• GBP/JPY may appreciate as the BoE leans toward a gradual approach to policy easing.
  • The Pound Sterling may gain ground as BoE officials support following a gradual policy-easing approach.
  • The likelihood of a BoJ’s 25 basis point hike in December rose to nearly 60%, against 50% a week ago.

The GBP/JPY pair snaps its five-day losing streak, trading near 191.90 during Asian trading hours on Thursday. Economic data releases remain sparse for the United Kingdom (UK), with a similarly light calendar expected in the coming week.

As a result, the Pound Sterling (GBP) is likely to be influenced by market expectations regarding the Bank of England’s (BoE) December interest rate decision.

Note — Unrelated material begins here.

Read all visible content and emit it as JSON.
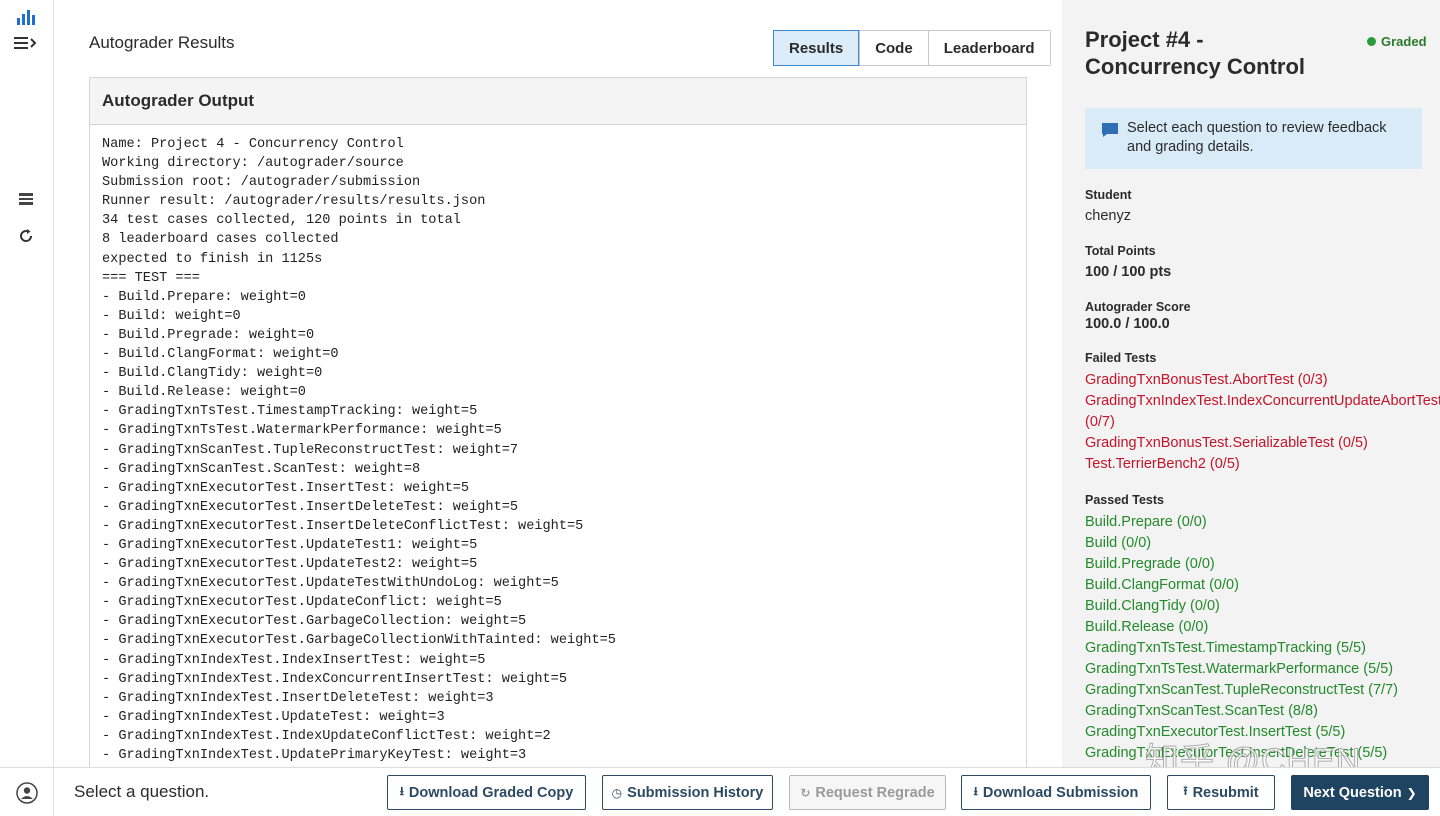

The GBP/JPY cross could find support as BoE officials lean toward a gradual approach to policy easing.

On Monday, during a speech at King’s Business School, BoE Deputy Governor Clare Lombardelli stressed the need for clearer signs of easing inflationary pressures before considering further rate cuts.

Deputy Governor Lombardelli also warned of the risks associated with inflation staying above the BoE’s target. She highlighted concerns about wage growth stabilizing at 3.5%-4.0% and the Consumer Price Index (CPI) lingering around 3% instead of the 2% target, which could present significant policy challenges.

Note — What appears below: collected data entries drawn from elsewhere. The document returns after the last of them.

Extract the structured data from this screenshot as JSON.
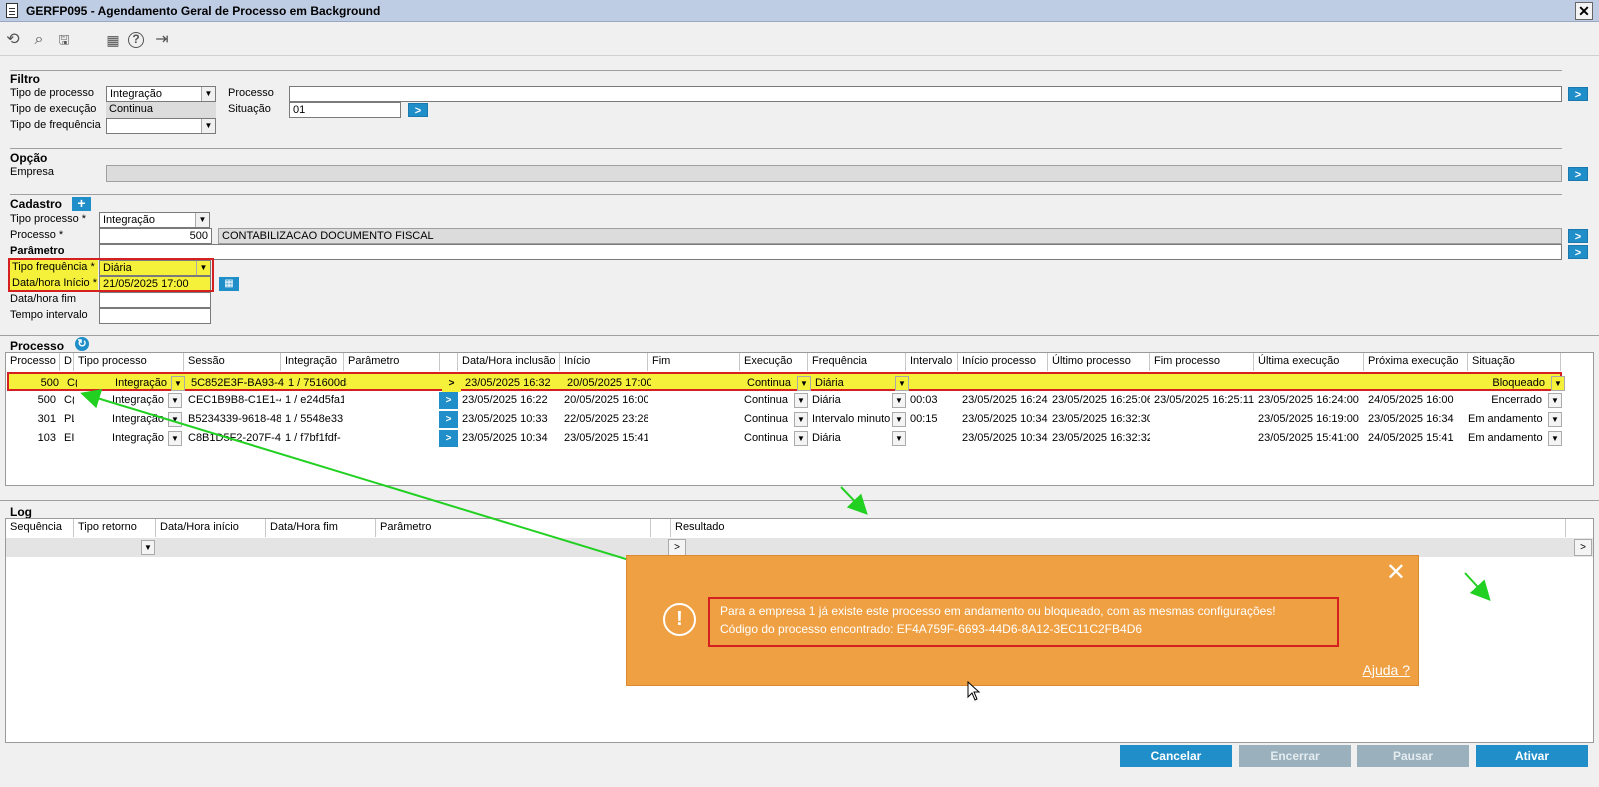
{
  "window": {
    "title": "GERFP095 - Agendamento Geral de Processo em Background",
    "close_label": "✕"
  },
  "toolbar": [
    {
      "icon": "undo-icon",
      "glyph": "⟲"
    },
    {
      "icon": "search-icon",
      "glyph": "⌕"
    },
    {
      "icon": "save-icon",
      "glyph": "🖫"
    },
    {
      "icon": "calendar-icon",
      "glyph": "▦"
    },
    {
      "icon": "help-icon",
      "glyph": "?"
    },
    {
      "icon": "exit-icon",
      "glyph": "⇥"
    }
  ],
  "filtro": {
    "title": "Filtro",
    "tipo_processo_label": "Tipo de processo",
    "tipo_processo_value": "Integração",
    "processo_label": "Processo",
    "processo_value": "",
    "tipo_execucao_label": "Tipo de execução",
    "tipo_execucao_value": "Continua",
    "situacao_label": "Situação",
    "situacao_value": "01",
    "tipo_frequencia_label": "Tipo de frequência",
    "tipo_frequencia_value": "",
    "go": ">"
  },
  "opcao": {
    "title": "Opção",
    "empresa_label": "Empresa",
    "empresa_value": "",
    "go": ">"
  },
  "cadastro": {
    "title": "Cadastro",
    "add": "+",
    "tipo_processo_label": "Tipo processo *",
    "tipo_processo_value": "Integração",
    "processo_label": "Processo *",
    "processo_code": "500",
    "processo_desc": "CONTABILIZACAO DOCUMENTO FISCAL",
    "parametro_label": "Parâmetro",
    "parametro_value": "",
    "tipo_frequencia_label": "Tipo frequência *",
    "tipo_frequencia_value": "Diária",
    "data_inicio_label": "Data/hora Início *",
    "data_inicio_value": "21/05/2025 17:00",
    "data_fim_label": "Data/hora fim",
    "data_fim_value": "",
    "tempo_intervalo_label": "Tempo intervalo",
    "tempo_intervalo_value": "",
    "go": ">"
  },
  "processo": {
    "title": "Processo",
    "refresh": "↻",
    "columns": [
      "Processo",
      "D",
      "Tipo processo",
      "Sessão",
      "Integração",
      "Parâmetro",
      "",
      "Data/Hora inclusão",
      "Início",
      "Fim",
      "Execução",
      "Frequência",
      "Intervalo",
      "Início processo",
      "Último processo",
      "Fim processo",
      "Última execução",
      "Próxima execução",
      "Situação"
    ],
    "rows": [
      {
        "processo": "500",
        "d": "C(",
        "tipo": "Integração",
        "sessao": "5C852E3F-BA93-4F",
        "integracao": "1 / 751600d3",
        "parametro": "",
        "go": ">",
        "inclusao": "23/05/2025 16:32",
        "inicio": "20/05/2025 17:00",
        "fim": "",
        "execucao": "Continua",
        "frequencia": "Diária",
        "intervalo": "",
        "inicio_proc": "",
        "ultimo_proc": "",
        "fim_proc": "",
        "ultima_exec": "",
        "proxima_exec": "",
        "situacao": "Bloqueado"
      },
      {
        "processo": "500",
        "d": "C(",
        "tipo": "Integração",
        "sessao": "CEC1B9B8-C1E1-4/",
        "integracao": "1 / e24d5fa1",
        "parametro": "",
        "go": ">",
        "inclusao": "23/05/2025 16:22",
        "inicio": "20/05/2025 16:00",
        "fim": "",
        "execucao": "Continua",
        "frequencia": "Diária",
        "intervalo": "00:03",
        "inicio_proc": "23/05/2025 16:24",
        "ultimo_proc": "23/05/2025 16:25:06",
        "fim_proc": "23/05/2025 16:25:11",
        "ultima_exec": "23/05/2025 16:24:00",
        "proxima_exec": "24/05/2025 16:00",
        "situacao": "Encerrado"
      },
      {
        "processo": "301",
        "d": "PL",
        "tipo": "Integração",
        "sessao": "B5234339-9618-48",
        "integracao": "1 / 5548e33",
        "parametro": "",
        "go": ">",
        "inclusao": "23/05/2025 10:33",
        "inicio": "22/05/2025 23:28",
        "fim": "",
        "execucao": "Continua",
        "frequencia": "Intervalo minuto",
        "intervalo": "00:15",
        "inicio_proc": "23/05/2025 10:34",
        "ultimo_proc": "23/05/2025 16:32:30",
        "fim_proc": "",
        "ultima_exec": "23/05/2025 16:19:00",
        "proxima_exec": "23/05/2025 16:34",
        "situacao": "Em andamento"
      },
      {
        "processo": "103",
        "d": "EI",
        "tipo": "Integração",
        "sessao": "C8B1D5F2-207F-42",
        "integracao": "1 / f7bf1fdf-",
        "parametro": "",
        "go": ">",
        "inclusao": "23/05/2025 10:34",
        "inicio": "23/05/2025 15:41",
        "fim": "",
        "execucao": "Continua",
        "frequencia": "Diária",
        "intervalo": "",
        "inicio_proc": "23/05/2025 10:34",
        "ultimo_proc": "23/05/2025 16:32:32",
        "fim_proc": "",
        "ultima_exec": "23/05/2025 15:41:00",
        "proxima_exec": "24/05/2025 15:41",
        "situacao": "Em andamento"
      }
    ]
  },
  "log": {
    "title": "Log",
    "columns": [
      "Sequência",
      "Tipo retorno",
      "Data/Hora início",
      "Data/Hora fim",
      "Parâmetro",
      "",
      "Resultado"
    ],
    "go": ">"
  },
  "toast": {
    "line1": "Para a empresa 1 já existe este processo em andamento ou bloqueado, com as mesmas configurações!",
    "line2": "Código do processo encontrado: EF4A759F-6693-44D6-8A12-3EC11C2FB4D6",
    "close": "✕",
    "help": "Ajuda ?",
    "icon": "!"
  },
  "buttons": {
    "cancelar": "Cancelar",
    "encerrar": "Encerrar",
    "pausar": "Pausar",
    "ativar": "Ativar"
  },
  "colors": {
    "accent": "#1f8ec9",
    "toast": "#efa043",
    "highlight": "#f5f03a",
    "alert": "#d42020",
    "arrow": "#22d022"
  }
}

The upside for the GBP/JPY cross may face headwinds as the Japanese Yen (JPY) finds support amid increasing expectations of another interest rate hike by the Bank of Japan (BoJ) as early as next month. Market sentiment has shifted, with the probability of a 25 basis point hike in December rising to approximately 60%, compared to around 50% just a week ago.

Additionally, BoJ Governor Kazuo Ueda recently hinted at the possibility of tightening monetary policy, highlighting concerns over the Yen’s prolonged weakness. Investors are now closely watching Tokyo’s inflation data, scheduled for release on Friday, as it could provide crucial clues regarding the BoJ’s policy direction.